Genome-wide analysis for nanofiber induced global gene expression profile: A study in MC3T3-E1 cells by RNA-Seq

Abstract

Nanofibers are one of the attractive biomaterials that can provide unique environments to direct cell behaviors. However, how nanofiber structure affects the global gene expression of laden cells remains unclear. Herein, high-throughput mRNA sequencing (RNA-seq) is applied to analyze the transcriptome of the MC3T3-E1 cells (a model osteoblast cell line) cultured on electrospun nanofibers. The cell-adhesive poly(L-lactide) nanofibers and membranes are developed by the mussel-inspired coating of gelatin-dopamine conjugate under H2O2-mediated oxidation.

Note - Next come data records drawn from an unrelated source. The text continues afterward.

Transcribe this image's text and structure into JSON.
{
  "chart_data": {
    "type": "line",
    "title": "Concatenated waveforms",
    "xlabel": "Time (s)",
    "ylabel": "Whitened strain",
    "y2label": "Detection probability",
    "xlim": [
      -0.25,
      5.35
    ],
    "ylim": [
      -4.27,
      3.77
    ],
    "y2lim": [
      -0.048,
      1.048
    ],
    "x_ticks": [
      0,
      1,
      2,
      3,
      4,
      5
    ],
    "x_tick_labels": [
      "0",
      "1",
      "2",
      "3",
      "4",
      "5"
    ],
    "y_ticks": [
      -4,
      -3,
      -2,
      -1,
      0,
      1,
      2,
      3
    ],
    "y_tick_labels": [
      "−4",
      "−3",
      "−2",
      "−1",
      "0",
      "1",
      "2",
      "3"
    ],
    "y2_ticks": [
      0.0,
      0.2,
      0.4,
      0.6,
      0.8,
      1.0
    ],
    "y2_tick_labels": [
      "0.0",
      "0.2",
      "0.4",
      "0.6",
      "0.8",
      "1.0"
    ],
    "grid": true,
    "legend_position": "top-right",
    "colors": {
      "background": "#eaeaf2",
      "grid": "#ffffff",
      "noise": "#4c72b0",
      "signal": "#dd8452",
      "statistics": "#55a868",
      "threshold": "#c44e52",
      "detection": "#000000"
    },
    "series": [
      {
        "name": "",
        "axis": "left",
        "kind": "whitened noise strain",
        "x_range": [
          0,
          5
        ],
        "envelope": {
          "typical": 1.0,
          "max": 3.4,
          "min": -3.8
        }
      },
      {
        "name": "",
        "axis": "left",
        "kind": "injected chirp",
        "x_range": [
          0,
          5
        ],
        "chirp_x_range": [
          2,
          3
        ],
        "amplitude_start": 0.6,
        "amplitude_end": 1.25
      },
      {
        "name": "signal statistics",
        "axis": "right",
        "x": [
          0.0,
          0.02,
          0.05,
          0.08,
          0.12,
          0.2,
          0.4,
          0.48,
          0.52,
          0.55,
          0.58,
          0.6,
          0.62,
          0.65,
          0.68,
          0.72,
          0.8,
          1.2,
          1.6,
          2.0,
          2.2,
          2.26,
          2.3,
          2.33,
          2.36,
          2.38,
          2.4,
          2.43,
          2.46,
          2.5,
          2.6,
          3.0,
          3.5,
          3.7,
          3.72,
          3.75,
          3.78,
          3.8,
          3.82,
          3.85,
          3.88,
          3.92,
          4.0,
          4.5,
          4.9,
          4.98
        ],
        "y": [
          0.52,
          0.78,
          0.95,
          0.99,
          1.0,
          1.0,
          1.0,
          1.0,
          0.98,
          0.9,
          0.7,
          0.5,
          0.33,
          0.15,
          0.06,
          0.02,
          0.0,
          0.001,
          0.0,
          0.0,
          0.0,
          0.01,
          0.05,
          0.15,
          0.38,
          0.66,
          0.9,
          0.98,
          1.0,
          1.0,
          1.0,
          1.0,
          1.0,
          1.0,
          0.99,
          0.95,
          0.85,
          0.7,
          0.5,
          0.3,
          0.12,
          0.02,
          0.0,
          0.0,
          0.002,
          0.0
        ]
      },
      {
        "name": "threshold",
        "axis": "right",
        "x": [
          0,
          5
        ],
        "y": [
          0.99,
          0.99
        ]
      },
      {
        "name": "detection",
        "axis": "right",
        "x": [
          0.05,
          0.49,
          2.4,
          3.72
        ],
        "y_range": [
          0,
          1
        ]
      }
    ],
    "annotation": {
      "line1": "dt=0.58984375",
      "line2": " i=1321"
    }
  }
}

The MC3T3-E1 cells cultured on nanofibers exhibit elongated morphology and increased proliferation compared with those on membranes. The differences in global gene expression profiles are determined by RNA-seq, in which 905 differentially expressed genes (DEGs) are identified. Significantly, the DEGs related to cytoskeleton, promotion of cell cycle progression, cell adhesion, and cell proliferation, are higher expressed in the cells on nanofibers, while the DEGs involved in cell-cycle arrest and osteoblast mineralization are up-regulated in the cells on membranes. This study elucidates the roles of nanofiber structure in affecting gene expression of laden cells at the whole transcriptome level, and it will lay the foundation for understanding nanofiber-guided cell behaviors.